Struggling in the grip of the pandemic, the United States economy last year took its biggest hit in 74 years. Not since the difficult days at the end of World War Two has the US economy contracted by 3.5%.
Indeed, the last time Americans experienced carnage of this nature was in 1946. This was the year after the war ended and millions of service personnel were returned to civilian life as commerce and industry struggled to return to post-war normality and adjust to drastically reduced military spending.
Economy rose by just 1% over previous quarter
According to the Bureau of Economic Analysis, an agency of the United States Department of Commerce, in the last three months of the year the economy rose by just 1% compared with the previous quarter.
This represents a significant slowdown in the economy, as in the previous quarter it rose by 7.5%.
The report released on Thursday by the Bureau estimates that US gross domestic product (GDP) slowed sharply in the October-December quarter from a record 33.4% surge in the July-September quarter.
The US outlook for this year continues to be ‘hazy’
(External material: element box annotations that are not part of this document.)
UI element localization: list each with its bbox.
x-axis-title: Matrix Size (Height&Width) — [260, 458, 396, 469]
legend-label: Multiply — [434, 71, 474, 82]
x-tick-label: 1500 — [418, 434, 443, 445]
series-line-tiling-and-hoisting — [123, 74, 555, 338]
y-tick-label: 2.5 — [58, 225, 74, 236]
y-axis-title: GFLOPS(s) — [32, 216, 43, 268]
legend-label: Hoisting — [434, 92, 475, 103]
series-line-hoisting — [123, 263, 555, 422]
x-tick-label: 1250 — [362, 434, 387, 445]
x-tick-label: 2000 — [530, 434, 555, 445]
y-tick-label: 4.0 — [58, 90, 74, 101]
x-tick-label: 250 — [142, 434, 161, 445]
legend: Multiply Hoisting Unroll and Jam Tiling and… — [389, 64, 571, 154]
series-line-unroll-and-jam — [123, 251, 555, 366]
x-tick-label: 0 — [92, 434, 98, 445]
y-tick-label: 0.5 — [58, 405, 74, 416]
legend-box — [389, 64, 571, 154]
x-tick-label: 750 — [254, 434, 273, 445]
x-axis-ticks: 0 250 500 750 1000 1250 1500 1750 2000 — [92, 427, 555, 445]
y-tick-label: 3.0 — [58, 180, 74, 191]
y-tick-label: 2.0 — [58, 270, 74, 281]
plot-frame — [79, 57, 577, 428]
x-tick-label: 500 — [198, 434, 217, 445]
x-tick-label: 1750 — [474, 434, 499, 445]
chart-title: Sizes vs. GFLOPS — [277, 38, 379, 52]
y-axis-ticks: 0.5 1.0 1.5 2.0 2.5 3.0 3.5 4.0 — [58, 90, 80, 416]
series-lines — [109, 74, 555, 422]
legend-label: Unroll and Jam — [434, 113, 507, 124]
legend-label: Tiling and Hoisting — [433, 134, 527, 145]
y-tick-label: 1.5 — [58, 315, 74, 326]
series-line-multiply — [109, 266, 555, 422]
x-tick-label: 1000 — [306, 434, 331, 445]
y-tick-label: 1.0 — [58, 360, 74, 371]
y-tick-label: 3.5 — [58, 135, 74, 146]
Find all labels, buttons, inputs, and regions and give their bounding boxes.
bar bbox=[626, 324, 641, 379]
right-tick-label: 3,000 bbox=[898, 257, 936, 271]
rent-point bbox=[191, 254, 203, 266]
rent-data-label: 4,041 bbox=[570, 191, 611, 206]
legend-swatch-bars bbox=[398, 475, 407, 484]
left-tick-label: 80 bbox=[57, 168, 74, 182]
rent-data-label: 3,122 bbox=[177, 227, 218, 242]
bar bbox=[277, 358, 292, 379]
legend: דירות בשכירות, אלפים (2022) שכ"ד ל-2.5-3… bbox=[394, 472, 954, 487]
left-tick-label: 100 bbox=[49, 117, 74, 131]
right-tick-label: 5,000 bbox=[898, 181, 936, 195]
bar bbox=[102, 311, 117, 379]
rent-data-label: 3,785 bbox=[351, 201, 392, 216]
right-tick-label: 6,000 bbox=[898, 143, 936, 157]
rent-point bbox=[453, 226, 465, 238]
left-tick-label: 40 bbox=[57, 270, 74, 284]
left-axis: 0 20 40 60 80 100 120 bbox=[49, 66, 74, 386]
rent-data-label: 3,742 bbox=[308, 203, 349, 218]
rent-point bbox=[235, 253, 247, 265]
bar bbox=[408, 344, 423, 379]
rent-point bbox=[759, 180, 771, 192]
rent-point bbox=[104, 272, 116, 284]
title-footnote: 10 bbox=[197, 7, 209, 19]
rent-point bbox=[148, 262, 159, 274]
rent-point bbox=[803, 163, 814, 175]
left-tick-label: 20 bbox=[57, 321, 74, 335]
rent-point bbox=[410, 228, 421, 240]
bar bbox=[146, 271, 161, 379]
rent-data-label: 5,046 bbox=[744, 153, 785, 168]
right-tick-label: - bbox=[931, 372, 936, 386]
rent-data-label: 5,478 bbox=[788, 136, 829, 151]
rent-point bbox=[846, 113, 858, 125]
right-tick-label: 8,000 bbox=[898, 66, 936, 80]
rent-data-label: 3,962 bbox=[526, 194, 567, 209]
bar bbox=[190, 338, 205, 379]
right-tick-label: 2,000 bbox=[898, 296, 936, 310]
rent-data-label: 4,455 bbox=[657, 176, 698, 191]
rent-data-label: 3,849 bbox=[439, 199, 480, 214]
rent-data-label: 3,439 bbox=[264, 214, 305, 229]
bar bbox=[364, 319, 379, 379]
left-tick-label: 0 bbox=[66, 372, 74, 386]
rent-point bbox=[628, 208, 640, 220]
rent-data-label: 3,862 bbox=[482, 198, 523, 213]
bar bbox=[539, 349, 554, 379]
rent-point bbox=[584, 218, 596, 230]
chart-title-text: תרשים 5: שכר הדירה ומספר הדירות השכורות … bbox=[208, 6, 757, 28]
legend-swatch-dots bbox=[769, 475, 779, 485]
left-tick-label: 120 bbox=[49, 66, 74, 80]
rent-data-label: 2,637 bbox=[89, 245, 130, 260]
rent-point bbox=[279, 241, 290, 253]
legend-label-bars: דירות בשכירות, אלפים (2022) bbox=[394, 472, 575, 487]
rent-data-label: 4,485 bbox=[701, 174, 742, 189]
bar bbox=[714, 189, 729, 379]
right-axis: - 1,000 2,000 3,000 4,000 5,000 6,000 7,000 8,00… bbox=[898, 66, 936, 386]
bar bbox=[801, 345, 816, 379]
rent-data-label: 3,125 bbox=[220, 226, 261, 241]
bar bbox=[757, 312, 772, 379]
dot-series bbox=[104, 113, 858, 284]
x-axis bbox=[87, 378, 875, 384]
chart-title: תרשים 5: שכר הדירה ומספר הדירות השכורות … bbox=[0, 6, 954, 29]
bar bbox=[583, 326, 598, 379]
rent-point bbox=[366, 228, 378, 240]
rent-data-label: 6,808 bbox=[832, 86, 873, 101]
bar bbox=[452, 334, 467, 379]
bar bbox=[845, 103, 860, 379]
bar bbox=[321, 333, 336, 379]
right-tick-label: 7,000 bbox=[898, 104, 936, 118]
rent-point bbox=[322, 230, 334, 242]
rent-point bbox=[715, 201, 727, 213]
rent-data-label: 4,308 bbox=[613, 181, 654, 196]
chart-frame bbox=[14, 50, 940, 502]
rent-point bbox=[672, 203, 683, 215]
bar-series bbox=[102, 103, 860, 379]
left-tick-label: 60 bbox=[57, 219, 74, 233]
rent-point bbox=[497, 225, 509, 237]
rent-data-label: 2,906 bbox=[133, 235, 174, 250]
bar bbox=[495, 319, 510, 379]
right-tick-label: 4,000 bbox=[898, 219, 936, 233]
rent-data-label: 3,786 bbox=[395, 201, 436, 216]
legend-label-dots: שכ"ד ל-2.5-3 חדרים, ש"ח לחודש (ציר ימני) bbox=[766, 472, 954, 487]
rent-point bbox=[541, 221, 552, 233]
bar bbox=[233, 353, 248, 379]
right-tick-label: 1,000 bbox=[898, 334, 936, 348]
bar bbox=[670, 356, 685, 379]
That gain had come after a record-breaking 31.4% annual plunge in the April-June quarter, when the economy was in the midst of the pandemic.
“The outlook for 2021 remains hazy,” the Associated Press news agency reported.
“Economists warn that a sustained recovery won’t likely take hold until vaccines are distributed and administered nationwide and government-enacted rescue aid spreads through the economy – a process likely to take months.
“In the meantime, millions of Americans continue to struggle.”
‘A long way from a full recovery,’ says Reserve chair
Jerome Powell, the Chairman of the US Federal Reserve, has also added a warning by saying the economy is “a long way from a full recovery”. He has pointed to millions of unemployed workers, including the many who have given up looking for work.
But the Guardian newspaper quotes Oxford Economics, a global economic analyst and forecaster, as saying the US economy is “chilled, but not frozen”.
“Against the risk of excessive winter pessimism, we believe in spring optimism. We foresee record-breaking consumer spending growth in 2021, with households benefitting from a watered-down $1.2-trillion version of Biden’s American Rescue Plan, vaccine diffusion gradually reaching two-thirds of Americans by July and employment accelerating this spring,” Oxford Economics said.